Ondanks het feit dat het een van de belangrijkste plaatsen in de Engelse geschiedenis is, zijn archeologen er tot nu toe niet in geslaagd het te vinden. Maar nu is er nieuw bewijsmateriaal aan het licht gekomen…
De ruïnes van de kerk en de kloostergebouwen die nu nog op het eiland staan, zijn niet Angelsaksisch; het zijn de overblijfselen van de nieuwe priorij die aan het eind van de 11e eeuw op het eiland is gebouwd door de monniken van Durham. Dus waar is het oorspronkelijke klooster? En wat is ermee gebeurd na de aanval?
Het enige dat bekend is, zijn enkele gebeeldhouwde stenen monumenten van Angelsaksische datum, die werden gevonden door archeologen die het puin van de priorijruïnes opruimden aan het eind van de 19e en het begin van de 20e eeuw.
Deze sculpturen omvatten grafstenen en stenen kruisen, waaronder de iconische ‘Slagsteen’ die volgens velen de Vikingaanval afbeeldt. Hun aanwezigheid in de buurt van de latere ruïnes doet vermoeden dat het klooster van Oswald en Cuthbert in de buurt moet hebben gelegen, maar in de afgelopen honderd jaar hebben archeologen en antiquaren geprobeerd de overblijfselen ervan op te sporen. Tot nu toe is er weinig gevonden.
Misschien ligt een groot deel van het klooster niet onder de latere ruïnes, maar onder het moderne dorp. Hints van Angelsaksische gebouwen zijn inderdaad op verschillende plaatsen in het dorp gevonden. Frustrerend genoeg zijn deze voornamelijk aan het licht gekomen bij kleinschalige opgravingen die voorafgaand aan bouwwerkzaamheden zijn uitgevoerd. De geringe omvang van deze opgravingen heeft ons slechts een kleine blik gegund in de wereld van het vroegmiddeleeuwse Lindisfarne.
Niettemin vertellen ze ons dat er een soort vroegmiddeleeuwse activiteit was buiten de grenzen van de later middeleeuwse Priorij. Dat is niet verwonderlijk, want de vroege kloosters waren over een veel groter gebied verspreid dan de latere kloosters waarmee we meer vertrouwd zijn.
Maar er zijn ook andere plaatsen op het eiland waar de vroege monniken actief kunnen zijn geweest. De eerste is een reeks kleine aardwerken die liggen op de rotsachtige rots die uitkijkt op de Priorij, bekend als de Heugh. Een van deze werd opgegraven door de baanbrekende opgraver Brian Hope-Taylor. Hoewel de opgraving geen vondsten opleverde, suggereerde Hope-Taylor dat het een kerk zou kunnen zijn, hoewel we daar niet zeker van kunnen zijn tenzij we het opnieuw gaan opgraven.
Op een andere plaats zijn er andere aanwijzingen voor een vroege aanwezigheid – op een rotsblok even ten noorden van het kasteel van Lindisfarne staat een klein stenen kruis, uitgehouwen in de levende rots. Het is bedekt met korstmos en moeilijk te zien, maar het dateert vrijwel zeker uit de Angelsaksische periode en kan de locatie van een kleine schrijn of heilige plaats markeren.

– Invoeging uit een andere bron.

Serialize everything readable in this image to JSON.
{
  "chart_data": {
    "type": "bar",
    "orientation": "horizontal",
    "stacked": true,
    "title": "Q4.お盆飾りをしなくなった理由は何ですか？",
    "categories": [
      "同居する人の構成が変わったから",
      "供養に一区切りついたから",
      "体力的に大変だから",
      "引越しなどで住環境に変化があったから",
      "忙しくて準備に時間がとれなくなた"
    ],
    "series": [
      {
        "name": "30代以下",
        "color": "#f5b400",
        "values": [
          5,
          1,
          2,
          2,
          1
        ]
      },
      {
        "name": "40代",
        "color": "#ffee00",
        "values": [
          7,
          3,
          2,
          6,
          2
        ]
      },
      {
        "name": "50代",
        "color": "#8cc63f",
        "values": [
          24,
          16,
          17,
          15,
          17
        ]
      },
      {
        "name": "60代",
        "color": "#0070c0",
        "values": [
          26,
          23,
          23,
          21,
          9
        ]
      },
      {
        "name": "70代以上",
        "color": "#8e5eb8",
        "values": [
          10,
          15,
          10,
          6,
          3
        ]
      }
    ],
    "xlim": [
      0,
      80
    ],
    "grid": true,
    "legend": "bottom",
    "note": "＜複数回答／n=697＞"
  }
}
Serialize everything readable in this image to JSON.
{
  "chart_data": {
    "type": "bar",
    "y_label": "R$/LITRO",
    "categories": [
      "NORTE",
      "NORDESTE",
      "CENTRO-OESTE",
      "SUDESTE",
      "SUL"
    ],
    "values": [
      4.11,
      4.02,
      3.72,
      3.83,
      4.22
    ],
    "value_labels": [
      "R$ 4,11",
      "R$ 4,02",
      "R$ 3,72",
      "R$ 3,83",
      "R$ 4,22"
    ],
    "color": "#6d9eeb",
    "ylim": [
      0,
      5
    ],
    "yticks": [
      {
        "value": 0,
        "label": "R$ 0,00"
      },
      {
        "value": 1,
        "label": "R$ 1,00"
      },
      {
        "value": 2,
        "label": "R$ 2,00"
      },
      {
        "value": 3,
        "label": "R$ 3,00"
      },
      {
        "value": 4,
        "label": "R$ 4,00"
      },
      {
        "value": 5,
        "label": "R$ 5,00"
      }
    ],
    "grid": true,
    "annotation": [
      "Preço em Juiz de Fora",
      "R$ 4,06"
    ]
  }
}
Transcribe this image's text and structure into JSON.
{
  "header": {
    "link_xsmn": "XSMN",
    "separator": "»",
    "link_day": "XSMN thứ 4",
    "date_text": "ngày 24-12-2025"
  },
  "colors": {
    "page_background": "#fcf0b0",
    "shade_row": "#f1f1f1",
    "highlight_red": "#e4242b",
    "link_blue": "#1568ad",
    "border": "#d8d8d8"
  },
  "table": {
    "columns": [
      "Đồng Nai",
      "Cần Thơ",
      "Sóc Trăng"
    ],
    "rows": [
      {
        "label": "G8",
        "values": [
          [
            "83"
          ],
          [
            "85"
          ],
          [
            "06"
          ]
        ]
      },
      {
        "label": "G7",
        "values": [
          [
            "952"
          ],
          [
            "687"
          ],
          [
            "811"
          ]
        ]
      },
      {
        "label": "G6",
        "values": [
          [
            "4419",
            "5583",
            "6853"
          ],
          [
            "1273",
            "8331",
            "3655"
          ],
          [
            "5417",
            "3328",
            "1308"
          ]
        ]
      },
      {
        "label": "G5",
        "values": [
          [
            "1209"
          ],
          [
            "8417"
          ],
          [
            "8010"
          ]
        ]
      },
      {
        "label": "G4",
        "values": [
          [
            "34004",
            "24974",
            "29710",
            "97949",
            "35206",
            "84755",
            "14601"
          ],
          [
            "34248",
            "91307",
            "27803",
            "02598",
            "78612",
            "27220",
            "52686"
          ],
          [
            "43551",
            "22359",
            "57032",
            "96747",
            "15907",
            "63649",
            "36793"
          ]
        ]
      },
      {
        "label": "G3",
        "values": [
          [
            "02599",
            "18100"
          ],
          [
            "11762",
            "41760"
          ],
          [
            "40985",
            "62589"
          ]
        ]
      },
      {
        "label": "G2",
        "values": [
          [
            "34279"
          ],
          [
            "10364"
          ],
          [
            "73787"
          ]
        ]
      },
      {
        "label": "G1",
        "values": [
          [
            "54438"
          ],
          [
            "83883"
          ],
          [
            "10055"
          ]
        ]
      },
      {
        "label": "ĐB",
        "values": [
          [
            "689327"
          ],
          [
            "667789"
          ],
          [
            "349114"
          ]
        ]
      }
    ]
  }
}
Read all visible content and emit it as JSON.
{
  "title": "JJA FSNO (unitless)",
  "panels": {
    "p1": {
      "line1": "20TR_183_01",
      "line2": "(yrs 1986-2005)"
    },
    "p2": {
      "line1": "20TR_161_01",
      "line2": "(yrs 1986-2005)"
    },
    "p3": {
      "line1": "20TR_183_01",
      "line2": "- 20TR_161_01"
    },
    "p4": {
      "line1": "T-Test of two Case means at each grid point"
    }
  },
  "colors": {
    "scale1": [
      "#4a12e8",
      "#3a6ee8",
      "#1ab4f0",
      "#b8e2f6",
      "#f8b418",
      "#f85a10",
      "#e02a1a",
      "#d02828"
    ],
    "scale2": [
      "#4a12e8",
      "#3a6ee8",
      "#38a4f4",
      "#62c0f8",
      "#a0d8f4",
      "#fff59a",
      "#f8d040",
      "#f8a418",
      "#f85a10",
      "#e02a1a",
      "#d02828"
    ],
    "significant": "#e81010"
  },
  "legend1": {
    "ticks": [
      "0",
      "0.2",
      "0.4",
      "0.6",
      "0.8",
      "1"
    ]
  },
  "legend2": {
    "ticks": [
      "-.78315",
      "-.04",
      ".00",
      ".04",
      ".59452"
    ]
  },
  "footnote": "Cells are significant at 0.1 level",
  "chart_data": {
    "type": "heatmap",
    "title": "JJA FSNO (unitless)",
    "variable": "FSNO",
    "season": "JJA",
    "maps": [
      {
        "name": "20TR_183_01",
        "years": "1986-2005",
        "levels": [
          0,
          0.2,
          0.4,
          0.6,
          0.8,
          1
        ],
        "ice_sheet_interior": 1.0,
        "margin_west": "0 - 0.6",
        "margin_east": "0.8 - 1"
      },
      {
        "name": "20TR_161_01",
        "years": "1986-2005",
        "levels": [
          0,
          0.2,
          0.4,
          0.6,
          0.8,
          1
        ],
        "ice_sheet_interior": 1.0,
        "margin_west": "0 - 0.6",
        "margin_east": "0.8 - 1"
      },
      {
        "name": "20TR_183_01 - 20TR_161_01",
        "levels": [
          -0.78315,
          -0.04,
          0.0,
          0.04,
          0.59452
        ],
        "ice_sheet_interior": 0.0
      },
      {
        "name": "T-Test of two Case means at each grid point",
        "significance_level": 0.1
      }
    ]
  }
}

De enige vroegmiddeleeuwse vindplaats die op Lindisfarne naar behoren is opgegraven, is de kleine boerderij bij Green Shiel aan de noordkant van het eiland. In de jaren negentig van de vorige eeuw legden archeologen de resten bloot van verschillende stenen langhuizen waarin waarschijnlijk de mannen en vrouwen woonden die dit deel van Lindisfarne bewerkten. Onder de vondsten waren veel kalfsbotten. Kalfshuid werd vroeger gebruikt voor boeken en manuscripten; wijst dit erop dat het klooster zijn eigen perkament maakte? De onderzoekers vonden ook een speer en verschillende munten, die hielpen om de nederzetting te dateren.
De nieuwe bewijzen
Het is verrassend om te bedenken dat zo’n belangrijke vindplaats nog steeds niet gevonden is. In de afgelopen jaren hebben archeologen van de Universiteit van Durham met steun van National Geographic een geofysisch onderzoek uitgevoerd in de velden rond het dorp.
Dit onderzoek heeft een reeks kenmerken opgeleverd die verband kunnen houden met het Angelsaksische klooster, waarbij twee mogelijke locaties naar voren zijn gekomen: een ten oosten van de ruïne van de priorijkerk en een ten westen van het dorp in een veld met uitzicht op het vasteland. Het is nu tijd om deze kenmerken te onderzoeken en te proberen vast te stellen wat er nog over is van het klooster van Cuthbert.